The current EXIM can and will do all from PGSQL or MYSQL and more. A/V,
SpamAssassin, Per User/Domain, etc... pump to dbmail.
Actually we recieve mail for 34 domains and accept all mail that hit the box.
Local/Relay domains -> process, Local/Relay accounts -> Deliver, NOT OURS ->
/dev/null... WHY?
(your favorite script language)
FOR ? FROM a TO Z
Do
mail ->
( LOG ALL REJECTS HERE, AND WE KNOW YOUR ACTUALS)
END
The danger is not in receiving ALL mail, it is in what you do with it...
Be Sfae!!
Smitty
On Sunday 05 October 2003 02:39 pm, Daniel Brown wrote:
> Wrote [EMAIL PROTECTED]:
> > I'm a newbie to DBMail and had a question about setting up an MTA with
> > multiple domain names.
> >
> > I'd like to be able to define the domain names that my mail server
> > accepts mail from by a mysql database. I know some people have made perl
> > scripts to download the domains from the database and output them to a
> > rcpthost or postfix transport file, but that is a pain.
> >
> > My question is, is there any MTAs that will simply pass the mail onto
> > dbmail-smtp without checking to see if the domain is valid? Or is there a
> > way I can define sendmail to accept all mail that it is sent? Would there
> > be a downside to doing this? My understanding is that DBMail would still
> > bounce the email if it did not match a domain in the database.
> >
> > As more and more people require email systems that handle multiple domain
> > names, I think this is the single most compelling reason to make a dbmail
> > MTA agent (but again, I'm a newbie).
> >
> > Matt
>
> I'll quickly answer your question about a downside to accepting all
> mail: Yup!. Sendmail (and other MTAs) assumes that if it has grabbed
> hold of an email, it is authorized to deliver it, even if it is a
> non-local destination. That of course opens up to spamming
> third-party hosts, and a lot of downsides with that.
>
> Now, IMO, for the time being, using perl scripts to re-generate your
> MTA config files is not a bad idea. In fact I'm building a hosting
> system based on that. I agree though "it'd be nice", but in reality
> generating MTA config files via perl script isn't bad.
>
> I see 3 alternatives to that, though, assuming (correctly in the case
> of Sendmail) there is no current support for DBmail in your favorite
> MTA:
>
> * Write your perl script as a named-pipe program instead: your perl
> script opens something like /etc/mail/local-host-names as a UNIX
> named pipe and automatically generates the contents whenever your
> MTA attempts to read from the named-pipe.
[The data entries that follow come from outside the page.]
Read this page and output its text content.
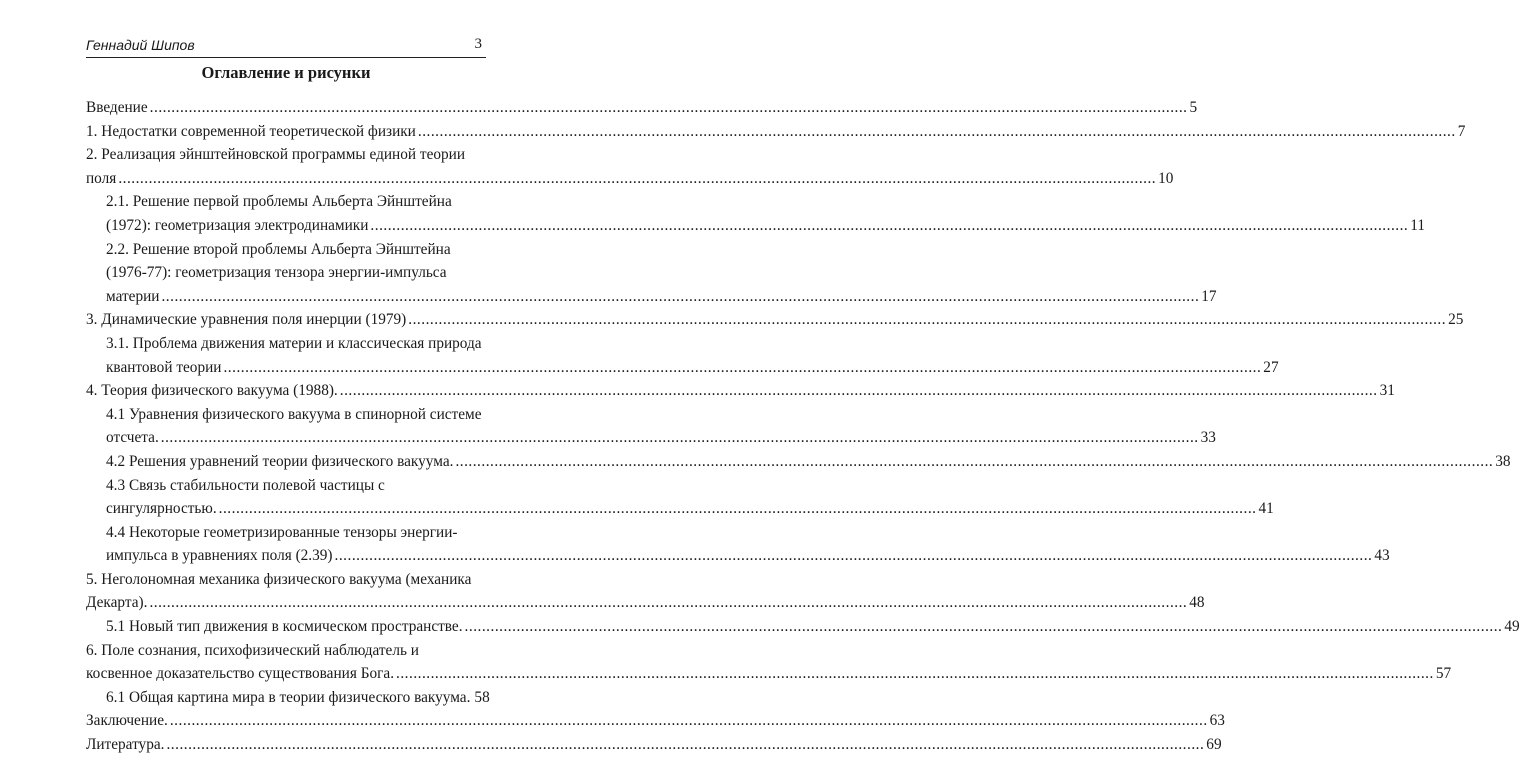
Геннадий Шипов	3
Оглавление и рисунки
Введение .....	5
1. Недостатки современной теоретической физики .....	7
2. Реализация эйнштейновской программы единой теории
поля .....	10
2.1. Решение первой проблемы Альберта Эйнштейна
(1972): геометризация электродинамики .....	11
2.2. Решение второй проблемы Альберта Эйнштейна
(1976-77): геометризация тензора энергии-импульса
материи .....	17
3. Динамические уравнения поля инерции (1979) .....	25
3.1. Проблема движения материи и классическая природа
квантовой теории .....	27
4. Теория физического вакуума (1988). .....	31
4.1 Уравнения физического вакуума в спинорной системе
отсчета. .....	33
4.2 Решения уравнений теории физического вакуума. .....	38
4.3 Связь стабильности полевой частицы с
сингулярностью. .....	41
4.4 Некоторые геометризированные тензоры энергии-
импульса в уравнениях поля (2.39) .....	43
5. Неголономная механика физического вакуума (механика
Декарта). .....	48
5.1 Новый тип движения в космическом пространстве. .....	49
6. Поле сознания, психофизический наблюдатель и
косвенное доказательство существования Бога. .....	57
6.1 Общая картина мира в теории физического вакуума. 58
Заключение. .....	63
Литература. .....	69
Yeah, yeah, same
> approach, different method. :)
>
> * If Perl is to slow, write it in C instead.
>
> * Edit your MTA's source code to include support and submit patches
> (both to your MTA's authors and here).
>
> Personally, I'd like to create for Sendmail the same kind of support
> that PureFTPd (www.pureftpd.org) does for SQL-based virtual users. In
> PureFTPd, You just supply your own custom SELECT queries for each type
> of data acquisition, right in the main config file.